Fulbright Scholar from Virginia Commonwealth University visits UKZN
Professor Colleen Downs with Dr James Vonesh.

Dr James Vonesh of the Virginia Commonwealth University (VCU) in the United States visited UKZN’s School of Life Sciences to present a lecture based on his work as Principal Investigator at VCU’s Vonesh lab.

Vonesh is currently conducting research and teaching at Stellenbosch University on a Fulbright Scholarship sabbatical.
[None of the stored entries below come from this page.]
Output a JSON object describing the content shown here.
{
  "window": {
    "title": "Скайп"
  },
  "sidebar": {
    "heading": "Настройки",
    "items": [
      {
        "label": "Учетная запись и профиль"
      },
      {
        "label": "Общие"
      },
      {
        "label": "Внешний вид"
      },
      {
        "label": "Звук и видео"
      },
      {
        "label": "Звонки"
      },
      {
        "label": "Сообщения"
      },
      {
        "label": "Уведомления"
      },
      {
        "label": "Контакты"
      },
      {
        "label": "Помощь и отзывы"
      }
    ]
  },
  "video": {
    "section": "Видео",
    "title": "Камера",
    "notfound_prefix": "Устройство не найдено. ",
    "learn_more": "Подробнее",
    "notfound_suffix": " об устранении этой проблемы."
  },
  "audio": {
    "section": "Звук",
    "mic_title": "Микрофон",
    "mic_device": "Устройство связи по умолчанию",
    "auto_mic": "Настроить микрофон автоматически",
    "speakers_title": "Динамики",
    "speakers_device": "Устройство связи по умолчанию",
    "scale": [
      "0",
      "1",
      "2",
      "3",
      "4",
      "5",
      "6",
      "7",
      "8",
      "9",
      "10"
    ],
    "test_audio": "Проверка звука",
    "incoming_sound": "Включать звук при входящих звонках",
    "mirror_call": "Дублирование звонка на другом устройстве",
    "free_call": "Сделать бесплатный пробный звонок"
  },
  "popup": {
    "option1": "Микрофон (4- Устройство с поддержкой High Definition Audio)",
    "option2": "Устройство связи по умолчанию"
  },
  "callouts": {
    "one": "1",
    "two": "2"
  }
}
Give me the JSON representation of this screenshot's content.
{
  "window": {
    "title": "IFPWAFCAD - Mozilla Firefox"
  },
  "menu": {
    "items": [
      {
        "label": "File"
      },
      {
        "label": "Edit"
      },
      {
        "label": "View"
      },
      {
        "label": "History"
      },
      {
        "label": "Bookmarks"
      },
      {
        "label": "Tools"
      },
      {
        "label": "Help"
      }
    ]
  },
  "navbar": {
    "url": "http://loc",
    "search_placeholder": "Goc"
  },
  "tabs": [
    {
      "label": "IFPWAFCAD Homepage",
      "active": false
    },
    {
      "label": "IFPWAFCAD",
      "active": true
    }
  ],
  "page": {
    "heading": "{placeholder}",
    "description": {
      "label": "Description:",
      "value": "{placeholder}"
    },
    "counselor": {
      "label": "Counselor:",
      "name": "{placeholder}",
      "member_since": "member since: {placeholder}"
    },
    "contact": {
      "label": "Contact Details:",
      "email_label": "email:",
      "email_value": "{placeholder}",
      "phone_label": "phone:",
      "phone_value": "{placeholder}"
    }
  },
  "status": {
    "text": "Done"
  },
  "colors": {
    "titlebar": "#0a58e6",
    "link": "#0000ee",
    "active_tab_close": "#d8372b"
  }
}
A Memorandum of Understanding (MoU) was signed between UKZN and VCU in 2005 to facilitate collaboration in research and teaching. Since 2013, the exchange of staff and students has been taking place in UKZN’s Centre for Jazz and Popular Music.

Vonesh’s visit explored prospects for engagement in Life Sciences with his presentation giving an overview of the history, environmental context and research focuses of VCU, and of his work predicting the effects of sequential predators across prey life stages.

Arising from his research on predator-prey ecology, he gave some interesting insights into the consequences that an increase in predator diversity has on ecosystems. The presentation covered experimental designs and simulations to predict these consequences in aquatic systems.

Vonesh’s interaction with staff at UKZN revealed common points of interest and opportunities for collaboration.

His experiences in KwaZulu-Natal included a visit to the African Bird of Prey Sanctuary with UKZN students, and a trip with alumnus Dr Peter Calverly to a game reserve on the Tugela River.

‘South Africa’s biodiversity is astounding, and would greatly interest students and researchers at VCU,’ said Vonesh.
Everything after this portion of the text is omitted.